“I wish Maria Taylor all the success in the world — she covers football, she covers basketball. If you need to give her more things to do because you are feeling pressure about your crappy longtime record on diversity — which, by the way, I know personally from the female side of it — like, go for it. Just find it somewhere else. You are not going to find it from me or taking my thing away.”
—-ESPN sideline reporter Rachel Nichols in a phone conversation nearly a year ago after learning that she would not host coverage during the 2020 N.B.A. finals, as she had been expecting.

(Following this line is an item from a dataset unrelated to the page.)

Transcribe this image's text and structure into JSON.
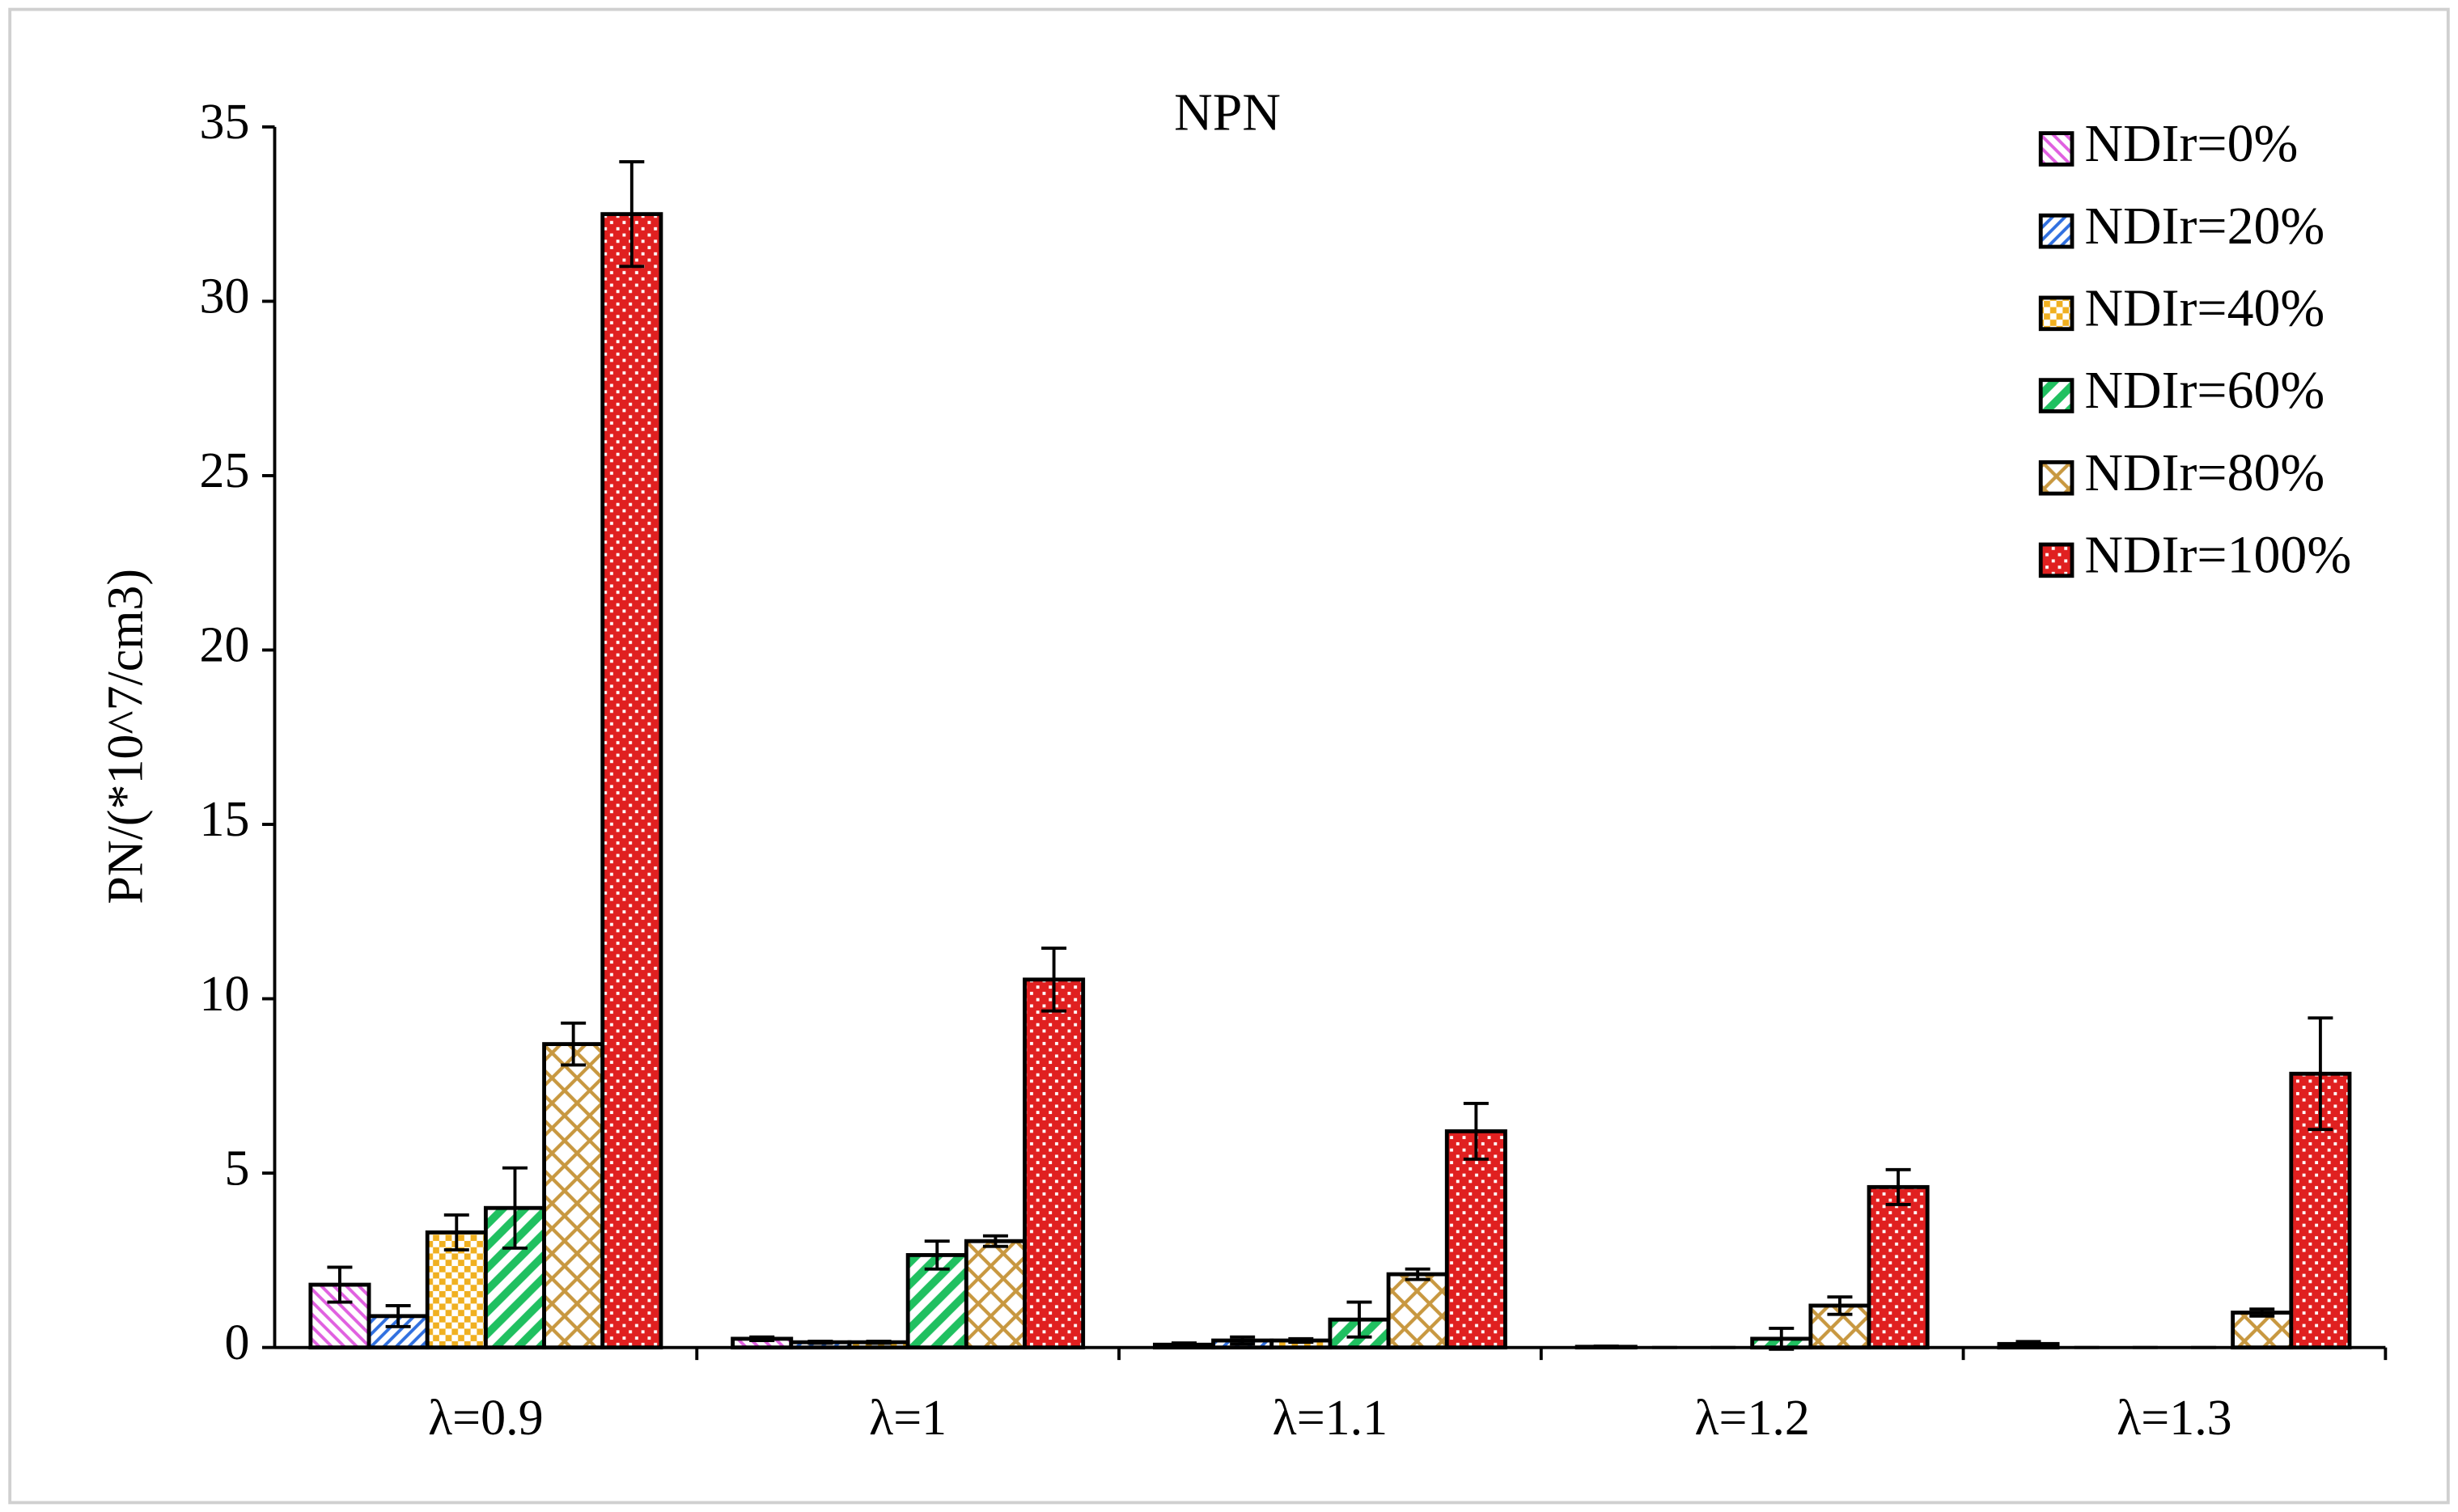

The phone call, unbeknownst to her, was being recorded, and someone leaked it to the ESPN brass and the public. The ethical issues raised by that conduct are clear and have been discussed here often: it is a dastardly thing to do, a breach of basic Golden Rule ethics, and indefensible because it creates harm to all involved. But that’s not the issue at hand.
After the video was leaked, many black ESPN employees told one another that it confirmed their suspicions that outwardly supportive white people talk differently behind closed doors. Nichols, seeing the ominous handwriting on the wall, tried to apologize to Taylor with texts and phone calls. Taylor did not respond. Meanwhile, ESPN employees turned against Nichols, whom they perceived as indulging in a “common criticism used by white workers in many workplaces to disparage nonwhite colleagues” when she suggested that “Taylor was offered the hosting job only because of her race, not because she was the best person for the job.”

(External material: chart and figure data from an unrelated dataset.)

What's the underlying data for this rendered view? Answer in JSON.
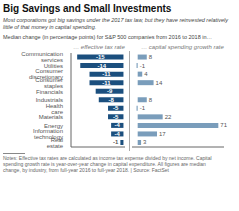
{
  "title": "Big Savings and Small Investments",
  "subtitle": "Most corporations got big savings under the 2017 tax law, but they have reinvested relatively\nlittle of that money in capital spending.",
  "annotations": [
    "Median change (in percentage points) for S&P 500 companies from 2016 to 2018 in…",
    "Notes: Effective tax rates are calculated as income tax expense divided by net income. Capital\nspending growth rate is year-over-year change in capital expenditure. All figures are median\nchange, by industry, from full-year 2016 to full-year 2018. | Source: FactSet"
  ],
  "chart_data": [
    {
      "type": "bar",
      "orientation": "horizontal",
      "title": "… effective tax rate",
      "categories": [
        "Communication services",
        "Utilities",
        "Consumer discretionary",
        "Consumer staples",
        "Financials",
        "Industrials",
        "Health care",
        "Materials",
        "Energy",
        "Information technology",
        "Real estate"
      ],
      "values": [
        -15,
        -14,
        -11,
        -11,
        -9,
        -8,
        -5,
        -5,
        -4,
        -4,
        -1
      ],
      "color": "#1b4f7e",
      "xlim": [
        -17,
        0.5
      ],
      "data_labels": true,
      "tick_labels": "y"
    },
    {
      "type": "bar",
      "orientation": "horizontal",
      "title": "… capital spending growth rate",
      "categories": [
        "Communication services",
        "Utilities",
        "Consumer discretionary",
        "Consumer staples",
        "Financials",
        "Industrials",
        "Health care",
        "Materials",
        "Energy",
        "Information technology",
        "Real estate"
      ],
      "values": [
        8,
        -1,
        4,
        14,
        0,
        8,
        -1,
        22,
        71,
        17,
        3
      ],
      "color": "#7a9dbb",
      "xlim": [
        -5,
        76
      ],
      "data_labels": true,
      "tick_labels": false
    }
  ]
}
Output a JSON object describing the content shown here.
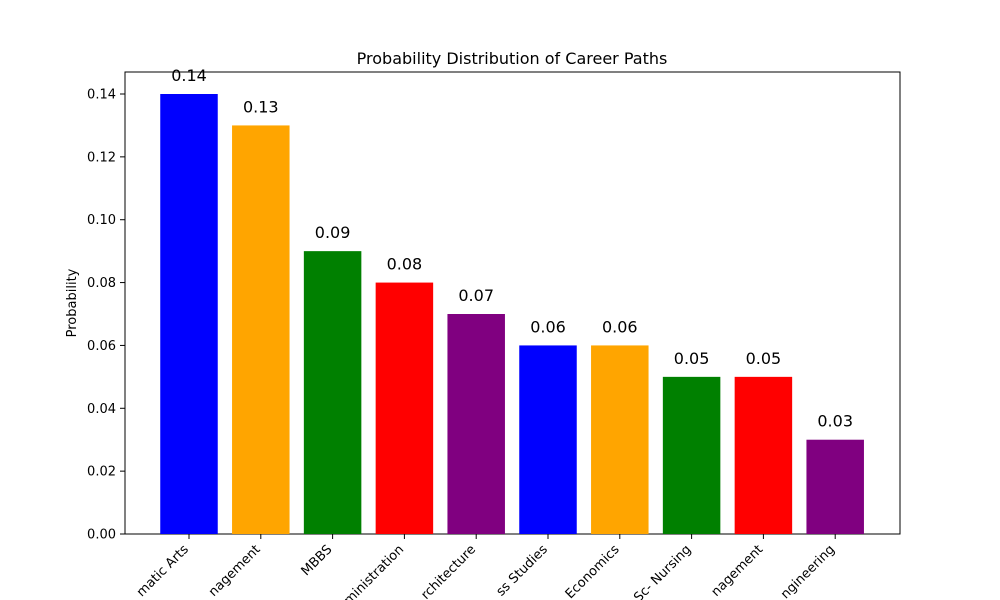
{
  "chart_data": {
    "type": "bar",
    "title": "Probability Distribution of Career Paths",
    "xlabel": "",
    "ylabel": "Probability",
    "ylim": [
      0,
      0.147
    ],
    "yticks": [
      0.0,
      0.02,
      0.04,
      0.06,
      0.08,
      0.1,
      0.12,
      0.14
    ],
    "categories": [
      "matic Arts",
      "nagement",
      "MBBS",
      "ministration",
      "rchitecture",
      "ss Studies",
      "Economics",
      "Sc- Nursing",
      "nagement",
      "ngineering"
    ],
    "values": [
      0.14,
      0.13,
      0.09,
      0.08,
      0.07,
      0.06,
      0.06,
      0.05,
      0.05,
      0.03
    ],
    "data_labels": [
      "0.14",
      "0.13",
      "0.09",
      "0.08",
      "0.07",
      "0.06",
      "0.06",
      "0.05",
      "0.05",
      "0.03"
    ],
    "colors": [
      "#0000ff",
      "#ffa500",
      "#008000",
      "#ff0000",
      "#800080",
      "#0000ff",
      "#ffa500",
      "#008000",
      "#ff0000",
      "#800080"
    ],
    "grid": false,
    "legend": "none"
  }
}
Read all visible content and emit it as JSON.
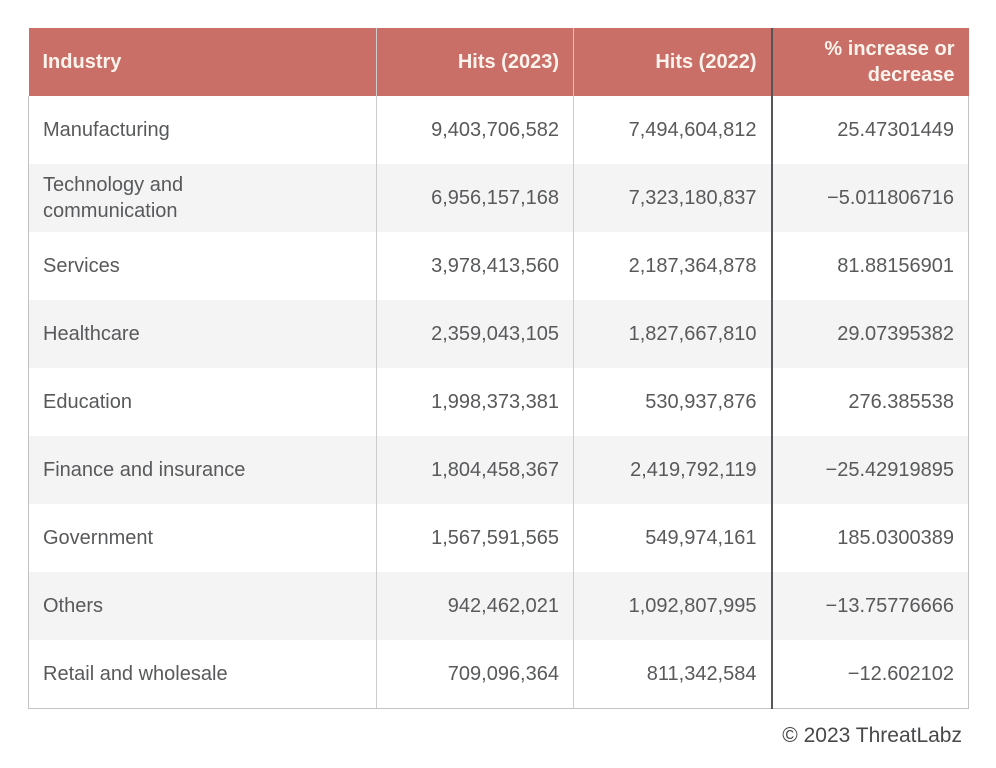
{
  "chart_data": {
    "type": "table",
    "columns": [
      "Industry",
      "Hits (2023)",
      "Hits (2022)",
      "% increase or decrease"
    ],
    "rows": [
      [
        "Manufacturing",
        "9,403,706,582",
        "7,494,604,812",
        "25.47301449"
      ],
      [
        "Technology and communication",
        "6,956,157,168",
        "7,323,180,837",
        "−5.011806716"
      ],
      [
        "Services",
        "3,978,413,560",
        "2,187,364,878",
        "81.88156901"
      ],
      [
        "Healthcare",
        "2,359,043,105",
        "1,827,667,810",
        "29.07395382"
      ],
      [
        "Education",
        "1,998,373,381",
        "530,937,876",
        "276.385538"
      ],
      [
        "Finance and insurance",
        "1,804,458,367",
        "2,419,792,119",
        "−25.42919895"
      ],
      [
        "Government",
        "1,567,591,565",
        "549,974,161",
        "185.0300389"
      ],
      [
        "Others",
        "942,462,021",
        "1,092,807,995",
        "−13.75776666"
      ],
      [
        "Retail and wholesale",
        "709,096,364",
        "811,342,584",
        "−12.602102"
      ]
    ],
    "footer": "© 2023 ThreatLabz"
  },
  "colors": {
    "header_bg": "#c96f67",
    "header_text": "#fbf3ec",
    "body_text": "#58595b",
    "row_stripe": "#f4f4f4",
    "divider_light": "#cccccc",
    "divider_dark": "#555657",
    "outer_border": "#c3c3c3",
    "footer_text": "#47484a"
  }
}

Let’s pause here and think. Nothing in Nichol’s quote disparaged Taylor or her ability. Nor did Nichols say that the only reason Taylor was getting the new plum job was because of her race, though that might indeed have been the case, since the same scenario is playing out everywhere across the country, in every industry, organization and government agency.

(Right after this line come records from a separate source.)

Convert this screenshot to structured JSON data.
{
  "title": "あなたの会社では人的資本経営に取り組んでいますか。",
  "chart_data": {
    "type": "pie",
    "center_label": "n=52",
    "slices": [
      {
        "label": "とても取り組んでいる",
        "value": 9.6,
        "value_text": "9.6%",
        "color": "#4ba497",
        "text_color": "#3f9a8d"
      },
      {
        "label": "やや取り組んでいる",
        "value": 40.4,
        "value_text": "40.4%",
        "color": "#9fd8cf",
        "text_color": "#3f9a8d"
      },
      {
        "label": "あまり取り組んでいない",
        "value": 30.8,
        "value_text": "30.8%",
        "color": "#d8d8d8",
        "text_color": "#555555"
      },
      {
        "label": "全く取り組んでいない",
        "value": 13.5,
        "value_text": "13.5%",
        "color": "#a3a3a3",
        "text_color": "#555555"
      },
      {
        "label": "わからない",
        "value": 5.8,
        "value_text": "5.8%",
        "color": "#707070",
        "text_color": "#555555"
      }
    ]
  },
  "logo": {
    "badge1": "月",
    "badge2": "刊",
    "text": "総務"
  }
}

Is there anyone honest and blessed with a functioning cerebral cortex who has been paying attention to trends and developments in distributing jobs, promotions, appointments and honors over the last year who read what Nichols said and thought, “What in the world could she be talking about?”
Yet the New York Times, in its first story about the “scandal” (speaking the truth about race-related matters is a scandal, though we are constantly told that the fact that Americans “never talk frankly about race” is a problem—I know, it makes no sense, but that’s the rule—) called Nichols’ private remarks “disparaging” and the Daily News called them “racist.”
Heavens, what would ever give this woman the idea that a black employee would get a job that a white individual was qualified for because of “diversity” concerns?
Today there is a full page, full-color ad at the back of the first section of the New York Times from STARZ, the cable movie channel. Six large photos of African-American performers line the top and bottom. The text sandwiched between the photos reads,
Representation Matters On Screen and Behind The Camera
followed by this graphic:
Then, of course, there is this, proudly posted by Yale…
…as well as, oh, thousands of other examples, like cartoon character voice actors being replaced solely because they are white, and theater artistic directors being replaced because they are white, and Coca-Cola demanding that its law firms obey a racial quota regarding which lawyers they assign to clients, and the Oscars installing racial quotas for film production, and Nikole Hannah-Jones being offered a tenured position at UNR despite having no academic credentials at all and being exposed as a fraud, and, of course, Kamala Harris.
The rule, apparently, is that it is “racist” to acknowledge what isn’t just going on, but what is being boasted about, proclaimed, and made the basis of public relations efforts. There was and is every reason for Rachel Nichols to conclude that her race was what got her bounced out of a star broadcasting role at ESPN, and the necessary converse of that is that the race of her replacement was a major reason as well.
With the return of the NBA season looming, ESPN announced last week that Rachel Nichols has been removed from coverage of the sport, and her weekday show, The Jump, has been canceled.
I do not believe that the logical, legal, ethical and factual tension between a full-court press across the country to discriminate against white citizens and the position that accurately describing the phenomenon as what it is constitutes racism is sustainable. Eventually victims like Nichols are going to figure out that apologizing for speaking the truth is not the required response.